A pure-OCaml YAML 1.2 and 1.1 library with a lossless, comment-preserving AST.
This is AI-assisted software, fully owned and maintained by Martin Jambon.
- Full YAML 1.2 compliance — passes all 371 tests from the yaml-test-suite.
- Pure OCaml — no C bindings, no external runtime dependencies.
- Lossless AST — the parsed node tree preserves scalar styles
(
plain,'single-quoted',"double-quoted",|literal,>folded), flow vs. block collection style, tags, anchors, and source positions. - Best-effort comment preservation — standalone (head) comments before a node, inline (line) comments after a value, and trailing (foot) comments after the last item of a block collection are attached to the nearest node and re-emitted by the printer.
- Pretty-printer —
Nodes.to_yamlserializes a node list back to a YAML string, preserving all of the above. - Plain-YAML printer —
Nodes.to_plain_yaml_exnproduces a restricted subset with no anchors, no aliases (expanded inline), no tags, no flow collections, and no complex mapping keys — the fragment of YAML that most people recognize on sight. - Typed-value resolver —
Values.of_yamlapplies the YAML 1.2 JSON schema and returnsvalue listwithNull | Bool | Int | Float | String | Seq | Mapconstructors. - Multi-document streams — both the node and value APIs handle
streams containing more than one
----separated document. - Correct anchor scoping — anchors are document-local; an alias in document N cannot refer to an anchor defined in document N−1.
- Structured errors —
Scan_errorandParse_errorcarry aposrecord with line, column, and byte offset.catch_errorswraps any of these into a(_, string) resultwith a human-readable message, optionally prefixed with a file name. - Command-line tool — the
yamlxbinary reads YAML from a file or stdin and prints it in one of several formats (see below).
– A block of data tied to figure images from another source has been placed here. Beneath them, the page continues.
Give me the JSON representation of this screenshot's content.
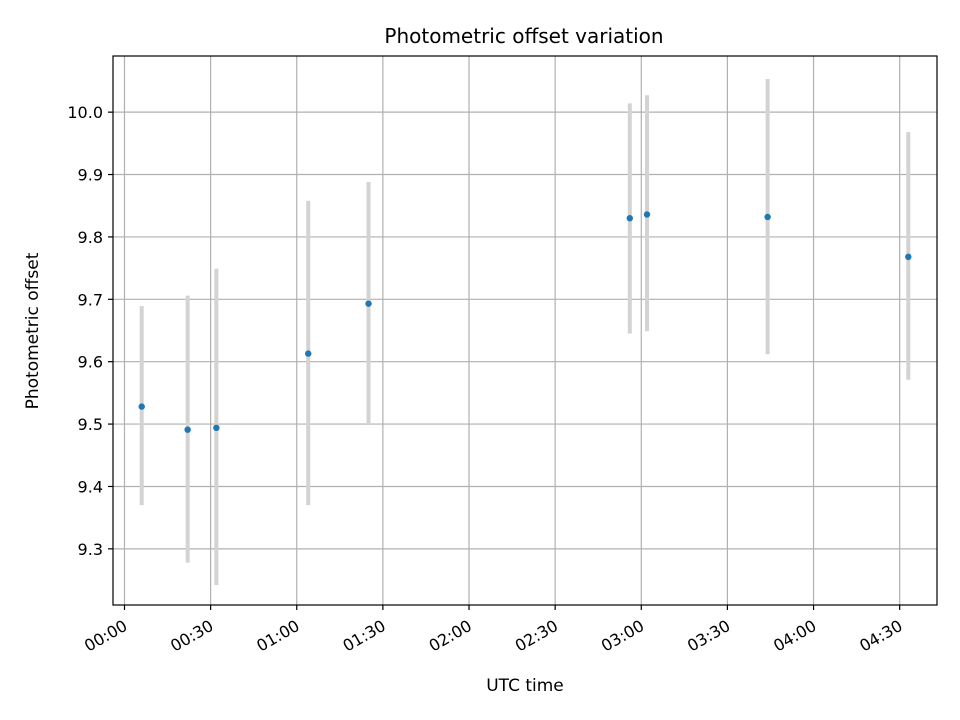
{
  "chart_data": {
    "type": "scatter",
    "title": "Photometric offset variation",
    "xlabel": "UTC time",
    "ylabel": "Photometric offset",
    "x_ticks": [
      "00:00",
      "00:30",
      "01:00",
      "01:30",
      "02:00",
      "02:30",
      "03:00",
      "03:30",
      "04:00",
      "04:30"
    ],
    "y_ticks": [
      "9.3",
      "9.4",
      "9.5",
      "9.6",
      "9.7",
      "9.8",
      "9.9",
      "10.0"
    ],
    "xlim": [
      "-00:04",
      "04:43"
    ],
    "ylim": [
      9.21,
      10.09
    ],
    "grid": true,
    "point_color": "#1f77b4",
    "errorbar_color": "#d3d3d3",
    "points": [
      {
        "x": "00:06",
        "y": 9.528,
        "yerr_low": 9.37,
        "yerr_high": 9.689
      },
      {
        "x": "00:22",
        "y": 9.491,
        "yerr_low": 9.278,
        "yerr_high": 9.706
      },
      {
        "x": "00:32",
        "y": 9.494,
        "yerr_low": 9.242,
        "yerr_high": 9.749
      },
      {
        "x": "01:04",
        "y": 9.613,
        "yerr_low": 9.37,
        "yerr_high": 9.858
      },
      {
        "x": "01:25",
        "y": 9.693,
        "yerr_low": 9.5,
        "yerr_high": 9.888
      },
      {
        "x": "02:56",
        "y": 9.83,
        "yerr_low": 9.645,
        "yerr_high": 10.014
      },
      {
        "x": "03:02",
        "y": 9.836,
        "yerr_low": 9.649,
        "yerr_high": 10.027
      },
      {
        "x": "03:44",
        "y": 9.832,
        "yerr_low": 9.612,
        "yerr_high": 10.053
      },
      {
        "x": "04:33",
        "y": 9.768,
        "yerr_low": 9.571,
        "yerr_high": 9.968
      }
    ]
  }
}
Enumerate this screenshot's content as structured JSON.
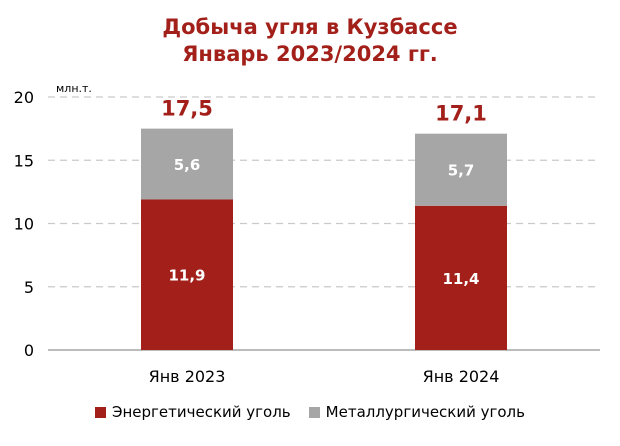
{
  "chart_data": {
    "type": "bar",
    "stacked": true,
    "title": [
      "Добыча угля в Кузбассе",
      "Январь 2023/2024 гг."
    ],
    "unit_label": "млн.т.",
    "categories": [
      "Янв 2023",
      "Янв 2024"
    ],
    "series": [
      {
        "name": "Энергетический уголь",
        "values": [
          11.9,
          11.4
        ],
        "labels": [
          "11,9",
          "11,4"
        ],
        "color": "#a3201a"
      },
      {
        "name": "Металлургический уголь",
        "values": [
          5.6,
          5.7
        ],
        "labels": [
          "5,6",
          "5,7"
        ],
        "color": "#a6a6a6"
      }
    ],
    "totals": [
      17.5,
      17.1
    ],
    "total_labels": [
      "17,5",
      "17,1"
    ],
    "ylim": [
      0,
      20
    ],
    "yticks": [
      0,
      5,
      10,
      15,
      20
    ],
    "grid": true,
    "legend_position": "bottom"
  }
}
(* Resolve to typed values — returns (value list, string) result *)
match YAMLx.Values.of_yaml "answer: 42\nflag: true" with
| Ok [ Map (_, [(_, String (_, "answer"), Int (_, 42L));
(_, String (_, "flag"), Bool (_, true))]) ] -> ...
| _ -> ...
(* Read from a file; errors include the file name *)
match YAMLx.Values.of_yaml_file "config.yaml" with
| Ok values -> ...
| Error msg -> prerr_endline msg (* "file config.yaml, line 3, col 5: ..." *)
(* Expect exactly one document *)
match YAMLx.Values.one_of_yaml input with
| Ok value -> ...
| Error msg -> ...
(* Round-trip through the lossless AST *)
match YAMLx.Nodes.of_yaml input with
| Ok nodes -> print_string (YAMLx.Nodes.to_yaml nodes)
| Error msg -> ...
(* Strip YAML-specific features *)
match YAMLx.Nodes.of_yaml input with
| Ok nodes ->
(match YAMLx.catch_errors (fun () ->
YAMLx.Nodes.to_plain_yaml_exn nodes) with
| Ok plain -> print_string plain
| Error msg -> ...)
| Error msg -> ...yamlx [-f FORMAT] [FILE]
Output formats (-f FORMAT):
yaml Re-emit YAML, preserving styles and comments (default)
plain Plain YAML: aliases expanded, tags stripped, block-only
value Typed-value tree: Null / Bool / Int / Float / String / Seq / Map
value-noloc Same as value but without source locations
node Full AST: anchors, tags, styles, locations, comments
node-noloc Same as node but without source locations and heights
events yaml-test-suite event-tree notation (mainly for debugging)
Options:
--strict With -f plain: raise an error on tags instead of stripping them
Comments are captured on a best-effort basis during scanning and attached to the AST after parsing:
# head comment (attached to the node that follows)
key: value # line comment (attached to the scalar)
list:
- a
- b
# foot comment (attached to the sequence, after the last item)Comments inside flow collections ([...], {...}) and on block scalar
header lines (key: | # this) are not captured.
Reader → Scanner → Parser → Composer → Resolver
- Reader — UTF-8 / UTF-16 / UTF-32 input normalization.
- Scanner — tokenization, indentation, flow-level tracking, comment capture.
- Parser — token stream → event stream (YAML grammar).
- Composer — events → node graph (anchor/alias resolution).
- Resolver — nodes → typed
valuetree (YAML 1.2 JSON schema).
YAMLx is currently released under the AGPL. There is an ongoing fundraiser: once a funding goal is reached, the license will switch to the permissive ISC license for everyone. Donors above a certain threshold receive an immediate commercial license. See FUNDING.md for details.